Nationally, the institute knows of 65 hospitals that have gone a year or more without a case of ventilator-associated pneumonia and another 35 going a year or more without a central line-associated bloodstream infection, another serious risk for patients.
Cape’s nursing staff is pushing things one step further. For the first time last week, nurses and other caregivers helped a patient on a ventilator get out of bed to walk. That’s almost unheard of, but may not be much longer. New research has emerged showing the long-term physical and psychological effects of ICU stays, and medical professionals are now looking for ways to keep patients less sedated and more mobile.
“It’s one patient, one day, one change,” said Dr. Marilyn Kole, the system’s medical director for intensive care.
The transition hasn’t been easy. Nurses, who are largely responsible for carrying out the changes, said they believed their managers had “lost it” when they proposed the pneumonia-reducing initiative. Some of what they were asked to do ran counter to their training and longstanding — but newly outdated — care protocols. Many of them left the ICU.
“It was a lot at first. It was overwhelming,” said ICU nurse Dorothy Taylor, who stayed. And Lee Memorial administrators have heard their share of doubters.
“We have had skeptics in our own community who are saying there’s no way we had no VAPs in two years,” said Annette Forlenza, director of the Cape Coral intensive care unit. She and other directors re-examined their data and believe it to be accurate. The system uses the CDC guidelines for defining ventilator-acquired pneumonia.
Results like the Cape’s are spurring a paradigm shift in hospitals, suggested Linda Greene, the director of infection prevention and control at Rochester General Health System in New York.
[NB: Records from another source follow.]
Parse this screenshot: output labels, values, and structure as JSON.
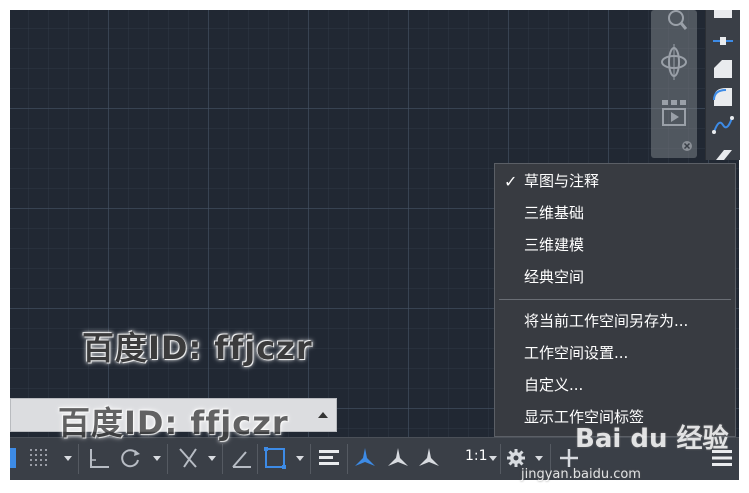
{
  "workspace_menu": {
    "items": [
      {
        "label": "草图与注释",
        "checked": true
      },
      {
        "label": "三维基础",
        "checked": false
      },
      {
        "label": "三维建模",
        "checked": false
      },
      {
        "label": "经典空间",
        "checked": false
      },
      {
        "label": "将当前工作空间另存为...",
        "checked": false
      },
      {
        "label": "工作空间设置...",
        "checked": false
      },
      {
        "label": "自定义...",
        "checked": false
      },
      {
        "label": "显示工作空间标签",
        "checked": false
      }
    ],
    "check_glyph": "✓"
  },
  "statusbar": {
    "annotation_scale": "1:1",
    "icons": [
      "grid-icon",
      "snap-icon",
      "ortho-icon",
      "polar-icon",
      "object-snap-icon",
      "dynamic-ucs-icon",
      "selection-cycling-icon",
      "lineweight-icon",
      "annotation-visibility-icon",
      "auto-scale-icon",
      "annotation-scale-icon",
      "workspace-gear-icon",
      "plus-icon",
      "customize-menu-icon"
    ]
  },
  "watermark": {
    "text": "百度ID: ffjczr",
    "brand": "Bai du 经验",
    "url": "jingyan.baidu.com"
  },
  "colors": {
    "canvas_bg": "#212833",
    "menu_bg": "#383b41",
    "statusbar_bg": "#3a3f47",
    "accent_blue": "#3d8be6"
  }
}
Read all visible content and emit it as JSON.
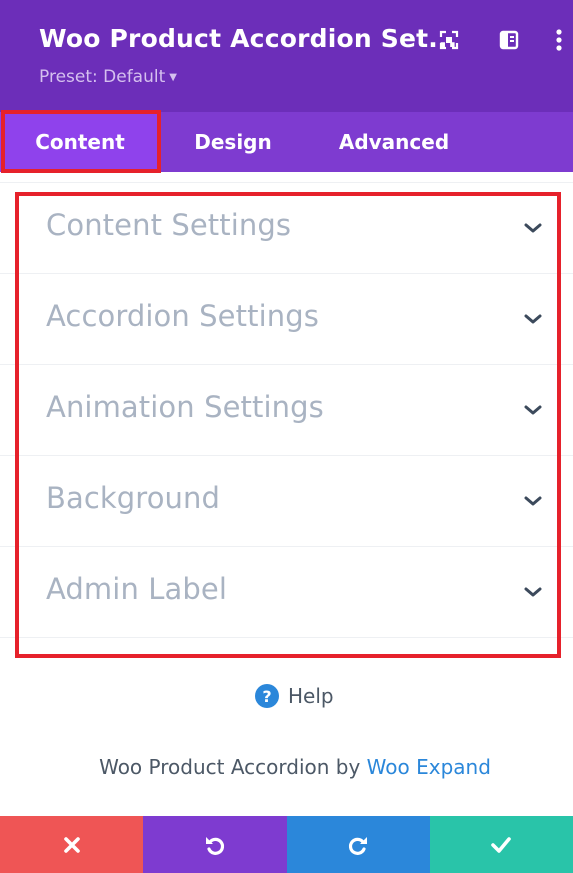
{
  "header": {
    "title": "Woo Product Accordion Set...",
    "preset_label": "Preset: Default",
    "icons": [
      "expand-icon",
      "split-view-icon",
      "more-options-icon"
    ],
    "background_color": "#6c2eb9"
  },
  "tabs": [
    {
      "label": "Content",
      "active": true
    },
    {
      "label": "Design",
      "active": false
    },
    {
      "label": "Advanced",
      "active": false
    }
  ],
  "sections": [
    {
      "label": "Content Settings"
    },
    {
      "label": "Accordion Settings"
    },
    {
      "label": "Animation Settings"
    },
    {
      "label": "Background"
    },
    {
      "label": "Admin Label"
    }
  ],
  "help": {
    "label": "Help",
    "icon": "question-circle-icon"
  },
  "credit": {
    "text": "Woo Product Accordion by ",
    "link_text": "Woo Expand"
  },
  "footer": {
    "buttons": [
      {
        "name": "discard",
        "icon": "close-icon",
        "color": "#ef5555"
      },
      {
        "name": "undo",
        "icon": "undo-icon",
        "color": "#7e3bd0"
      },
      {
        "name": "redo",
        "icon": "redo-icon",
        "color": "#2b87da"
      },
      {
        "name": "save",
        "icon": "checkmark-icon",
        "color": "#29c4a9"
      }
    ]
  },
  "colors": {
    "accent_purple": "#8f42ec",
    "highlight_red": "#e6212b",
    "section_text": "#a9b3c2",
    "link_blue": "#2b87da"
  }
}
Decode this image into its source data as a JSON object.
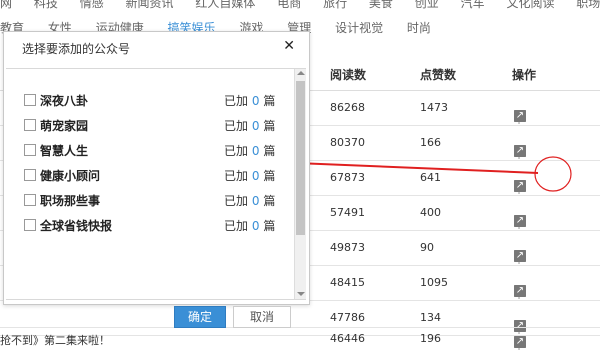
{
  "topnav": {
    "row1": [
      "网",
      "科技",
      "情感",
      "新闻资讯",
      "红人自媒体",
      "电商",
      "旅行",
      "美食",
      "创业",
      "汽车",
      "文化阅读",
      "职场",
      "育儿"
    ],
    "row2": [
      "教育",
      "女性",
      "运动健康",
      "搞笑娱乐",
      "游戏",
      "管理",
      "设计视觉",
      "时尚"
    ],
    "active": "搞笑娱乐"
  },
  "table": {
    "headers": {
      "reads": "阅读数",
      "likes": "点赞数",
      "ops": "操作"
    },
    "rows": [
      {
        "reads": "86268",
        "likes": "1473"
      },
      {
        "reads": "80370",
        "likes": "166"
      },
      {
        "reads": "67873",
        "likes": "641"
      },
      {
        "reads": "57491",
        "likes": "400"
      },
      {
        "reads": "49873",
        "likes": "90"
      },
      {
        "reads": "48415",
        "likes": "1095"
      },
      {
        "reads": "47786",
        "likes": "134"
      }
    ],
    "bottom": {
      "title": "抢不到》第二集来啦！",
      "reads": "46446",
      "likes": "196"
    }
  },
  "modal": {
    "title": "选择要添加的公众号",
    "items": [
      {
        "name": "深夜八卦",
        "prefix": "已加",
        "count": "0",
        "suffix": "篇"
      },
      {
        "name": "萌宠家园",
        "prefix": "已加",
        "count": "0",
        "suffix": "篇"
      },
      {
        "name": "智慧人生",
        "prefix": "已加",
        "count": "0",
        "suffix": "篇"
      },
      {
        "name": "健康小顾问",
        "prefix": "已加",
        "count": "0",
        "suffix": "篇"
      },
      {
        "name": "职场那些事",
        "prefix": "已加",
        "count": "0",
        "suffix": "篇"
      },
      {
        "name": "全球省钱快报",
        "prefix": "已加",
        "count": "0",
        "suffix": "篇"
      }
    ],
    "ok_label": "确定",
    "cancel_label": "取消"
  },
  "colors": {
    "accent": "#3a8fd6",
    "annotation": "#e02020"
  }
}
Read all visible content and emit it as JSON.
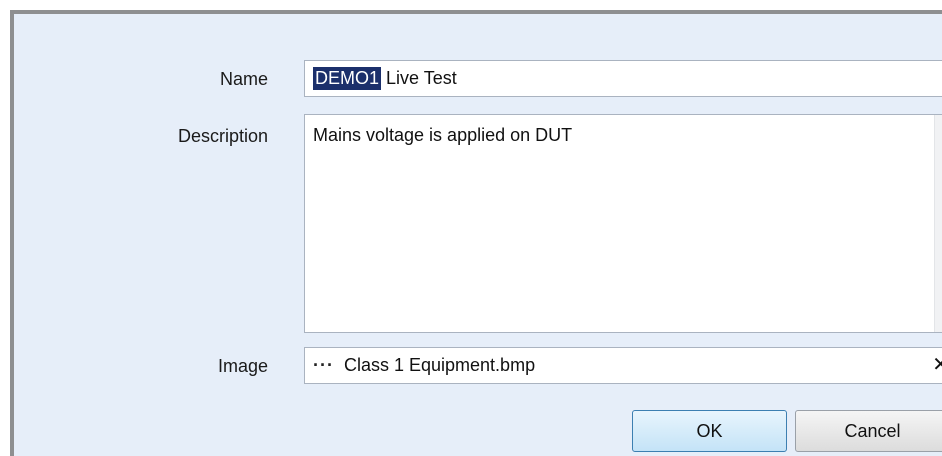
{
  "form": {
    "name_label": "Name",
    "name_selected": "DEMO1",
    "name_rest": " Live Test",
    "description_label": "Description",
    "description_value": "Mains voltage is applied on DUT",
    "image_label": "Image",
    "image_browse": "···",
    "image_value": "Class 1 Equipment.bmp",
    "image_clear": "✕"
  },
  "buttons": {
    "ok": "OK",
    "cancel": "Cancel"
  },
  "icons": {
    "scroll_up": "▲",
    "scroll_down": "▼"
  }
}
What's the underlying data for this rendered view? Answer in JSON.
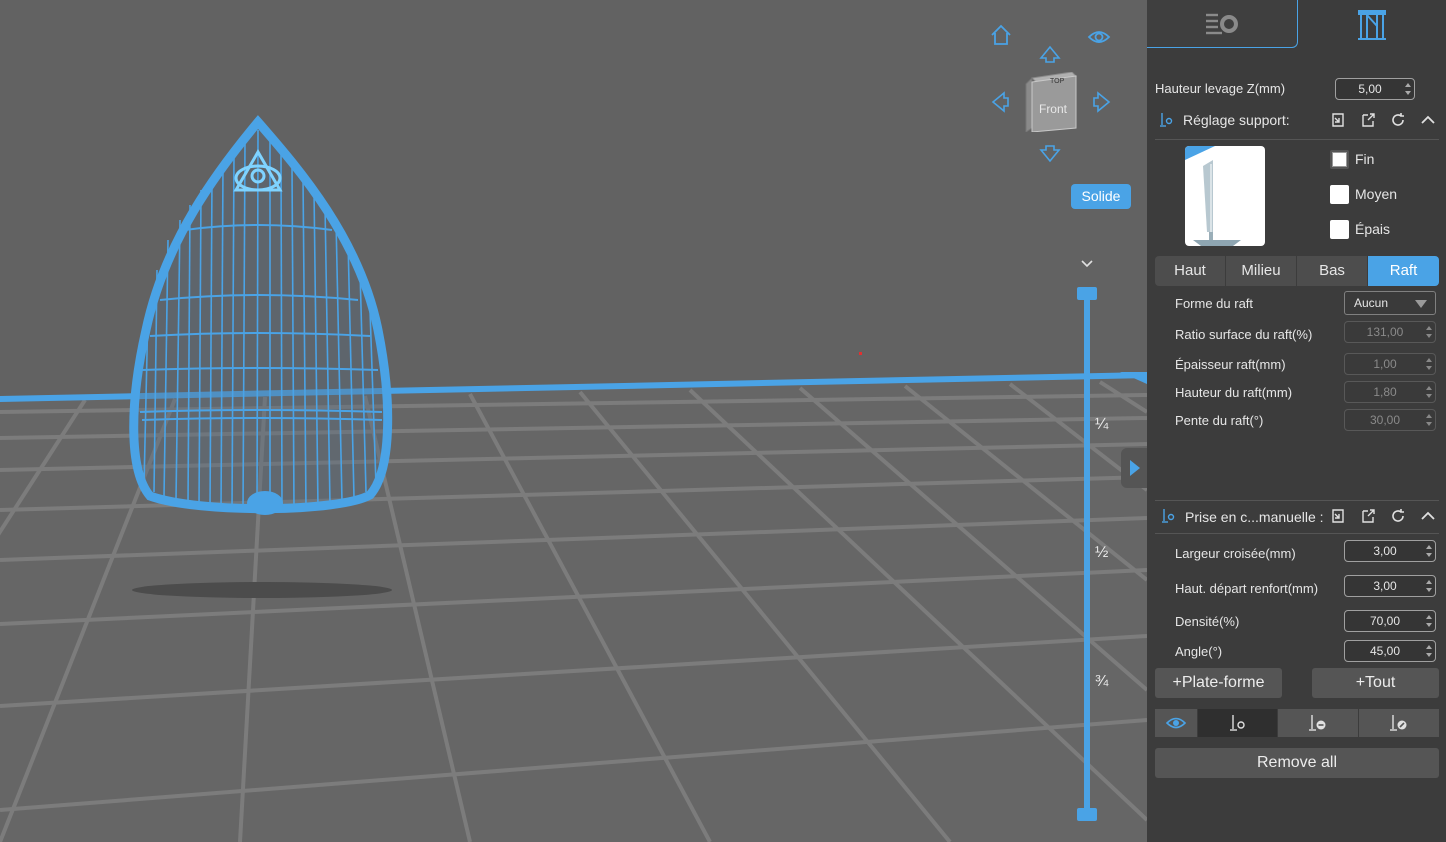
{
  "viewport": {
    "view_cube": {
      "face_label": "Front"
    },
    "solid_button_label": "Solide",
    "layer_slider": {
      "marks": [
        "¼",
        "½",
        "¾"
      ]
    }
  },
  "panel": {
    "lift_height": {
      "label": "Hauteur levage Z(mm)",
      "value": "5,00"
    },
    "support_settings": {
      "title": "Réglage support:",
      "density_options": [
        {
          "label": "Fin",
          "checked": true
        },
        {
          "label": "Moyen",
          "checked": false
        },
        {
          "label": "Épais",
          "checked": false
        }
      ],
      "level_tabs": [
        "Haut",
        "Milieu",
        "Bas",
        "Raft"
      ],
      "selected_level_tab": "Raft",
      "raft_shape": {
        "label": "Forme du raft",
        "value": "Aucun"
      },
      "fields": [
        {
          "label": "Ratio surface du raft(%)",
          "value": "131,00"
        },
        {
          "label": "Épaisseur raft(mm)",
          "value": "1,00"
        },
        {
          "label": "Hauteur du raft(mm)",
          "value": "1,80"
        },
        {
          "label": "Pente du raft(°)",
          "value": "30,00"
        }
      ]
    },
    "manual_support": {
      "title": "Prise en c...manuelle :",
      "fields": [
        {
          "label": "Largeur croisée(mm)",
          "value": "3,00"
        },
        {
          "label": "Haut. départ renfort(mm)",
          "value": "3,00"
        },
        {
          "label": "Densité(%)",
          "value": "70,00"
        },
        {
          "label": "Angle(°)",
          "value": "45,00"
        }
      ],
      "add_platform_label": "+Plate-forme",
      "add_all_label": "+Tout",
      "remove_all_label": "Remove all"
    }
  },
  "colors": {
    "accent": "#4aa3e6",
    "viewport_bg": "#626262",
    "panel_bg": "#3c3c3c"
  }
}
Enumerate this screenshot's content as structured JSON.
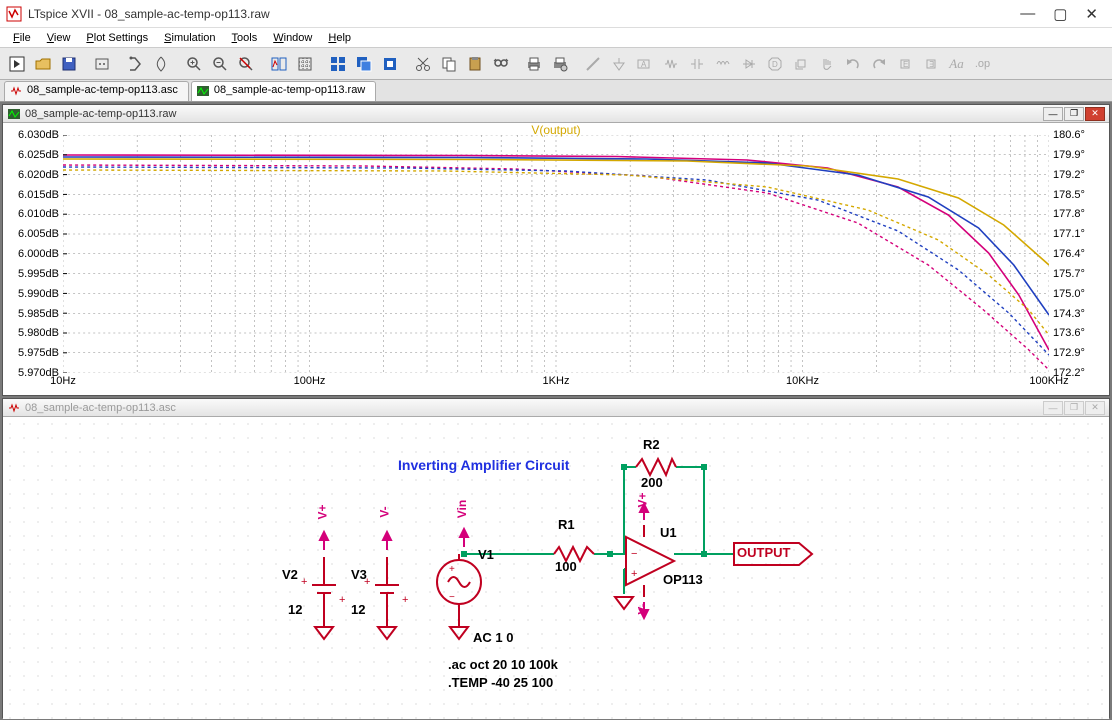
{
  "window": {
    "title": "LTspice XVII - 08_sample-ac-temp-op113.raw"
  },
  "menus": [
    "File",
    "View",
    "Plot Settings",
    "Simulation",
    "Tools",
    "Window",
    "Help"
  ],
  "tabs": [
    {
      "label": "08_sample-ac-temp-op113.asc",
      "icon": "schematic",
      "active": false
    },
    {
      "label": "08_sample-ac-temp-op113.raw",
      "icon": "waveform",
      "active": true
    }
  ],
  "panel_raw": {
    "title": "08_sample-ac-temp-op113.raw"
  },
  "panel_asc": {
    "title": "08_sample-ac-temp-op113.asc"
  },
  "plot": {
    "trace_label": "V(output)",
    "y_left": [
      "6.030dB",
      "6.025dB",
      "6.020dB",
      "6.015dB",
      "6.010dB",
      "6.005dB",
      "6.000dB",
      "5.995dB",
      "5.990dB",
      "5.985dB",
      "5.980dB",
      "5.975dB",
      "5.970dB"
    ],
    "y_right": [
      "180.6°",
      "179.9°",
      "179.2°",
      "178.5°",
      "177.8°",
      "177.1°",
      "176.4°",
      "175.7°",
      "175.0°",
      "174.3°",
      "173.6°",
      "172.9°",
      "172.2°"
    ],
    "x": [
      "10Hz",
      "100Hz",
      "1KHz",
      "10KHz",
      "100KHz"
    ]
  },
  "schematic": {
    "title": "Inverting Amplifier Circuit",
    "V2": {
      "name": "V2",
      "val": "12"
    },
    "V3": {
      "name": "V3",
      "val": "12"
    },
    "V1": {
      "name": "V1"
    },
    "R1": {
      "name": "R1",
      "val": "100"
    },
    "R2": {
      "name": "R2",
      "val": "200"
    },
    "U1": {
      "name": "U1",
      "model": "OP113"
    },
    "out_flag": "OUTPUT",
    "net": {
      "vp": "V+",
      "vm": "V-",
      "vin": "Vin"
    },
    "spice": [
      "AC 1 0",
      ".ac oct 20 10 100k",
      ".TEMP -40 25 100"
    ]
  }
}
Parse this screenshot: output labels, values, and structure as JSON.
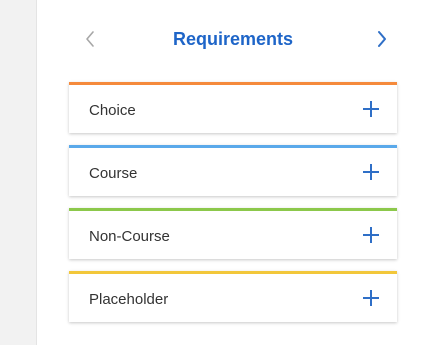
{
  "header": {
    "title": "Requirements",
    "prev_icon": "chevron-left-icon",
    "next_icon": "chevron-right-icon"
  },
  "colors": {
    "title": "#1e65c8",
    "prev_disabled": "#a7a7a7",
    "next_active": "#2f6fc7",
    "plus": "#2f6fc7"
  },
  "cards": [
    {
      "label": "Choice",
      "accent": "#f58a3c",
      "icon": "plus-icon"
    },
    {
      "label": "Course",
      "accent": "#5aa9ea",
      "icon": "plus-icon"
    },
    {
      "label": "Non-Course",
      "accent": "#8cc84b",
      "icon": "plus-icon"
    },
    {
      "label": "Placeholder",
      "accent": "#f2c73a",
      "icon": "plus-icon"
    }
  ]
}
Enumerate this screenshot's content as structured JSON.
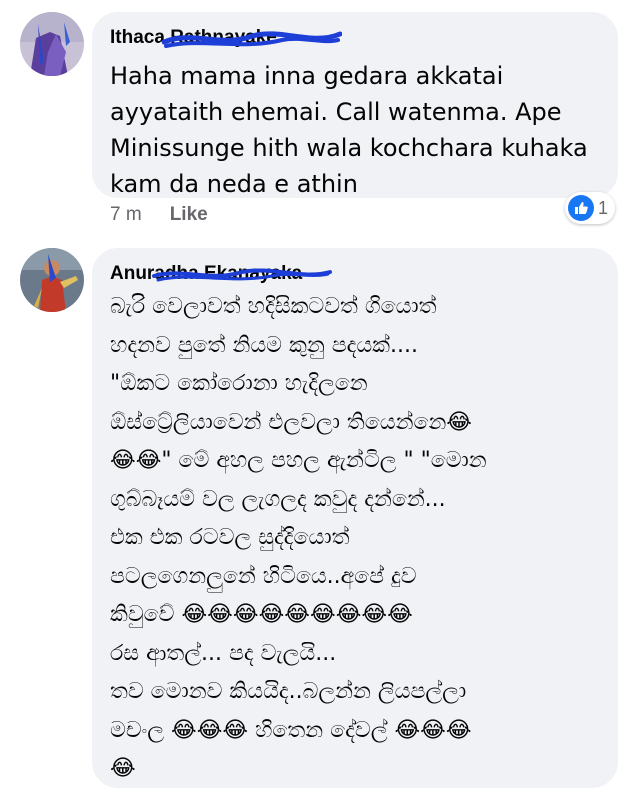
{
  "comments": [
    {
      "author": "Ithaca Rathnayake",
      "text": "Haha mama inna gedara akkatai\nayyataith ehemai. Call watenma. Ape\nMinissunge hith wala kochchara kuhaka\nkam da neda e athin",
      "time": "7 m",
      "like_label": "Like",
      "reaction_count": "1",
      "reaction_icon": "thumbs-up-icon"
    },
    {
      "author": "Anuradha Ekanayaka",
      "text": "බැරි වෙලාවත් හදිසිකටවත් ගියොත්\nහදනව පුතේ නියම කුනු පදයක්....\n\"ඕකට කෝරොනා හැදිලනෙ\nඕස්ට්‍රේලියාවෙන් එලවලා තියෙන්නෙ😂\n😂😂\" මේ අහල පහල ඇන්ටිල \" \"මොන\nගුබ්බෑයම් වල ලැගලද කවුද දන්නේ...\nඑක එක රටවල සුද්දියොත්\nපටලගෙනලුනේ හිටියෙ..අපේ දුව\nකිවුවේ 😂😂😂😂😂😂😂😂😂\nරස ආතල්... පද වැලයි...\nතව මොනව කියයිද..බලන්න ලියපල්ලා\nමචංල 😂😂😂 හිතෙන දේවල් 😂😂😂\n😂"
    }
  ],
  "colors": {
    "bubble": "#f0f2f5",
    "meta": "#65676b",
    "like_blue": "#1877f2",
    "scribble_blue": "#1d3fd8"
  }
}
She’s also a lead author of the Association for Professionals in Infection Control and Epidemiology’s position paper on ventilator-associated pneumonia.
Infections are shifting from “the price of doing business” to something that can be prevented. Now, the challenge is not resting on the success. “I think the whole issue now is this issue of sustainability,” Greene said.
Brian Swartz, a North Fort Myers resident, said the Cape Coral Hospital’s staff has impressed him. His 76-year-old father is in intensive care now with a rare form of prostate cancer and pneumonia, which he developed prior to going on a ventilator. Swartz said his dad’s condition has improved since going into the ICU, although he still has a way to go.
The family has been included in the multidisciplinary team’s rounds, so they understand what’s going on, Swartz said.
“The care that he’s getting is superb,” Swartz said. “The passion to make people comfortable is just unbelievable. And the comfort they give the families is unbelievable.”